Our homes become such a part of who we are making it hard to think that the physical environment we live in could actually be hindering us. Poorly lit areas, cluttered pathways, and the beautiful rugs accenting your home are an accident waiting to happen. Let’s not forget, bathrooms full of hazards and tight spaces that don’t allow for walkers, wheelchairs or a second person to assist a Senior.
According to the CDC, “Every 11 seconds, an older adult is treated in the emergency room for a fall; every 19 minutes, an older adult dies from a fall.” While there are many factors that contribute to falls, creating a safe environment can eliminate risk factors. Many Seniors decide to move to a safer environment for this reason.
Our team at The Senior SPACE acknowledges the loss that can come along with a move, but also want to celebrate this new phase of life for our Seniors! We want to turn this life transition into a positive and continue to make aging easy and fun! We created The Senior SPACE, Specialty Programs Aimed at Community Elders, to support and empower seniors and their families to foster independence, maintain quality of life and assist in life transitions.
Moving is a huge life transition! There are years and years of cards, photos, paperwork, clothing, etc. that have been piled up and stashed away. The “one day I’ll get to it” day has finally come, and it can be extremely overwhelming. Families are tasked with cleaning out a space filled with memories and on top of that have to coordinate everything involved in moving their loved one.
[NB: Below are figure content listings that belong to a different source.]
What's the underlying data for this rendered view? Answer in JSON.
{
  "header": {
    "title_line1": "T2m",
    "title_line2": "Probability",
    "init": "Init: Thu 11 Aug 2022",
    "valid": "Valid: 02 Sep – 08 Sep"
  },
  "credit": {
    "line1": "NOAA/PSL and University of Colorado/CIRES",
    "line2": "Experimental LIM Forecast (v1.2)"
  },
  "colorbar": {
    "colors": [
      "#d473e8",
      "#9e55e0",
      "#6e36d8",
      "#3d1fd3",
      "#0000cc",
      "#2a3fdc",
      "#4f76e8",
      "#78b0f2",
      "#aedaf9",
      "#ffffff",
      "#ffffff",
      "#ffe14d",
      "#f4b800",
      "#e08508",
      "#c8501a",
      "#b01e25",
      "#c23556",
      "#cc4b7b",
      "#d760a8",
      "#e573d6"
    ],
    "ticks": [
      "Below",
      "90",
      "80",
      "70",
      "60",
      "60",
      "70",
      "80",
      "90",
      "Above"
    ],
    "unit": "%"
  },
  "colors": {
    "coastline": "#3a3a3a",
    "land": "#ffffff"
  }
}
However, there is an easy solution to overcome this enormous undertaking! Allowing a third-party provider to assist in any move can be very beneficial. An impartial person or team has no emotional attachment to anything involved in the move and can take this daunting task off of your hands. From boxing everything up, moving furniture, disposing old furniture or household items and completely setting up and designing the new home can be done! And this may be the perfect time to let a team design and create a new space allowing for a real fresh start for your loved one. This once daunting task is now smooth and effortless for the families and loved ones.